By using this website, you agree to our use of cookies to enhance your experience.
Written by Emma Lunn

Landlords are shifting towards shorter-term fixed rate mortgage deals, where pricing remains ultra-low and predictions for increases in Bank Rate are pushed into the distance, according to the latest research from specialist mortgage broker Mortgages for Business.
The broker’s Property Investment Survey found that as of the final quarter of 2014, the proportion of property investors favouring two year fixed rates had nearly doubled since the start of the year. This now stands at 23% from just 12% in Q1 2014.
By contrast there was a decline in the proportion of landlords who would choose longer term fixed rates. In a marked reversal, fewer would now fix their mortgage repayments for three years than would prefer a two-year deal.

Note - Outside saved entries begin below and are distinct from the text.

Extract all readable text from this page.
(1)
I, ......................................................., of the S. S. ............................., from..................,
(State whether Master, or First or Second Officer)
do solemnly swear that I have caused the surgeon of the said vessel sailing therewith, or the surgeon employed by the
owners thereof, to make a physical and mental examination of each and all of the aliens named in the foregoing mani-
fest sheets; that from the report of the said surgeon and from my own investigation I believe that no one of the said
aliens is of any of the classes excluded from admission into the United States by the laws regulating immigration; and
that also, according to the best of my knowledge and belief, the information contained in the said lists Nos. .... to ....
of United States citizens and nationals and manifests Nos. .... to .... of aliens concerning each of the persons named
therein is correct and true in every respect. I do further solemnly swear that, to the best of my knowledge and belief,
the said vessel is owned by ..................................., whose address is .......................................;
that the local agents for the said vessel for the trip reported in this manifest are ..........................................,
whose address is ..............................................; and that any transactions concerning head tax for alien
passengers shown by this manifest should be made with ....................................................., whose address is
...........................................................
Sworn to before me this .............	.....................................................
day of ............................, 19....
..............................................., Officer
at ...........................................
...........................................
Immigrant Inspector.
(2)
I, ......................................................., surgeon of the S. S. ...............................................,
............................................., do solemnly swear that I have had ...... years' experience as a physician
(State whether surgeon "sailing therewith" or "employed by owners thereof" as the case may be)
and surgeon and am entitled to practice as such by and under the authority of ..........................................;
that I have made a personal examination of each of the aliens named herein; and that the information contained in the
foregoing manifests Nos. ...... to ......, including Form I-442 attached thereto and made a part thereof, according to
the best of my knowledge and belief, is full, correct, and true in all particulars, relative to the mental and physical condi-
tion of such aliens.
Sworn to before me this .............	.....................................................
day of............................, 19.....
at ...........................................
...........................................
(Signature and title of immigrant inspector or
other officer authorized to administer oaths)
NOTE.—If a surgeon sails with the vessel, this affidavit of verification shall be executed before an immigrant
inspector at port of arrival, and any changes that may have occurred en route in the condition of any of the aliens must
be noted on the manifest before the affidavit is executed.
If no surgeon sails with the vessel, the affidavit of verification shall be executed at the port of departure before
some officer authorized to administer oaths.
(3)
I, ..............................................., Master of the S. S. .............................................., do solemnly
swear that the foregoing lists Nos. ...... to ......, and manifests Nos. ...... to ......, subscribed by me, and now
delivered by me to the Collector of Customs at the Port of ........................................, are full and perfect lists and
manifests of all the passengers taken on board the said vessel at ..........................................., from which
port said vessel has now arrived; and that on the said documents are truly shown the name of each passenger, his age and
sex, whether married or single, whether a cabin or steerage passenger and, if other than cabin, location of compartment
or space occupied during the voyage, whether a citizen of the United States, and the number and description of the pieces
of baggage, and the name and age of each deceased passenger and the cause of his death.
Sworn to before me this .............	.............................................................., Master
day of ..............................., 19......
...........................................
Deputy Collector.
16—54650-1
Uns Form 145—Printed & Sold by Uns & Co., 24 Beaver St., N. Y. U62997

Just 15% prefer three year fixed rate products (down from 21%).
The proportion of property investors who would fix for five years has fallen less dramatically, from over one third (34%) in Q1 2014 to 31%.  Moreover, in the latest figures only 8% would opt for a 10-year fixed rate if available (down from one in 10).
David Whittaker, managing director at Mortgages for Business, said: “Tempted by cheap rates, landlords are deciding to take their chances with a shorter term deal.
“It’s true that these ultra-competitive mortgage rates will probably continue for some time – as the financial world increasingly predicts virtually zero inflation in the UK and Eurozone, plus a cooling rate of economic growth. That doesn’t mean there’s no room for caution. Even in such an exceptional situation, rates are still expected to rise in due time. However, landlords now seem willing to take the chance that won’t happen for at least a couple of years.
“However, we maintain our recommendation to fix for longer, particularly where the pricing difference between three and five year fixed rates is narrow.”